Maglev-Rail Intermodal Equipment and Suspension Study: Final Report

  • 01
  • Feb
  • 1993
AUTHOR: E. E. Gilcrease Jr., C. M. Gillam
KEYWORDS: Rail Carrier Intermodal Equipment, Maglev/Rail Interface, Guideways
ABSTRACT: The physical and operational characteristics of four existing and planned maglev systems were surveyed pertinent to the intermoda! interface for each system. The maglev systems investigated were: Grumman "New York State" (Configuration 002) Maglev; Transrapid Intercity (Transrapid 07) Maglev; HSST. Passive Intermediate Speed (HSST-300) Magfev; and Japan Railways Vertical Magnet (Configuration MLU 002) Maglev.

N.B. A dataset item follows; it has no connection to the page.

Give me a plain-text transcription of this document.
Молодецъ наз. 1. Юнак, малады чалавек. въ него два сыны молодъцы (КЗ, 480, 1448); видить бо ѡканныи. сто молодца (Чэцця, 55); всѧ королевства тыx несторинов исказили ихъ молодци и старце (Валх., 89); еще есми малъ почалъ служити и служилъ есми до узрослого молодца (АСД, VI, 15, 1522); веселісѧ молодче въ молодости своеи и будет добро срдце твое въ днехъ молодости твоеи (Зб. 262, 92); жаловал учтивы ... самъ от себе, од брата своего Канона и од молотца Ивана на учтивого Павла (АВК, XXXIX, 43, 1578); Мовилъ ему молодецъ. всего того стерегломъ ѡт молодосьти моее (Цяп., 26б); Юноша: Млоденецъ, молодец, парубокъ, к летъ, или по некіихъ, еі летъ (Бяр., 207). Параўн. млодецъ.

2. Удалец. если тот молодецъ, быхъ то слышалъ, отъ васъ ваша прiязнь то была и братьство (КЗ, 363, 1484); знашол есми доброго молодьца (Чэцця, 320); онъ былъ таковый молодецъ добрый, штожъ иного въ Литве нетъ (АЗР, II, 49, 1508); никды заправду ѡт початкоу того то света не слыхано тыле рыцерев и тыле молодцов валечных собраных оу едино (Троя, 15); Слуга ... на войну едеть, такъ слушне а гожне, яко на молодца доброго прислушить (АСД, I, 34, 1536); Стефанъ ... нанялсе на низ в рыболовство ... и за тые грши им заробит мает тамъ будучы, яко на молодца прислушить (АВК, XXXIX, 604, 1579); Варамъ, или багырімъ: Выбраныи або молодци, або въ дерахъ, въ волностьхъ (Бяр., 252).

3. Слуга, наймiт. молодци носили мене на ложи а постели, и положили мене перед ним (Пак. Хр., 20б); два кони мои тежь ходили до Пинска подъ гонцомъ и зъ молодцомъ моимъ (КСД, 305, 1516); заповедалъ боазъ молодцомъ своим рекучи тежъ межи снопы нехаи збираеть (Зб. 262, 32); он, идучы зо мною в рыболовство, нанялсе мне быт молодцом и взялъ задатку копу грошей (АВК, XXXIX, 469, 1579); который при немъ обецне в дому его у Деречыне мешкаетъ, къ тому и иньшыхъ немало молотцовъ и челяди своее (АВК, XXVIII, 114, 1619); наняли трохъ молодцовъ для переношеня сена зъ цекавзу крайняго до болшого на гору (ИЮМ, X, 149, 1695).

The focus of this study was to investigate the feasibility of using existing railroad right-of-way to access center-city terminals in one of three possible methods: Maglev vehicles traveling over existing railroad tracks with the use of steel guide wheels and some means of exterior propulsion; maglev vehicles transferred onto modified railroad flatcars and transported over existing railroad tracks with locomotive power; or new grade-separated maglev guideways on existing railroad rights-of-way. AREA clearance requirements were compared with those used by Amtrak for unrestricted operation on its nationwide system, with the finding that Amtrak clearance requirements were the most restrictive. Each of the four maglev technologies were superimposed upon the Eastern U.S. Summary Clearance Diagram in two different modes of transportation - the "piggyback" and the "at-grade" modes and their impacts upon the clearance diagram were evaluated. As the result of this evaluation, the HSST-300 maglev technology was carried forward for the investigation of a maglev-rail car carrier intermodal concept. This investigation showed that a transition process is technically feasible and. can be achieved within a four-to-five minute time span with little or no passenger disruption. To assess the feasibility of maglev systems accessing existing center city terminals in the United States, information on 15 selected cities was reviewed, and the feasibility of implementing maglev systems in these areas was assessed. Recommendations are presented for each urban area.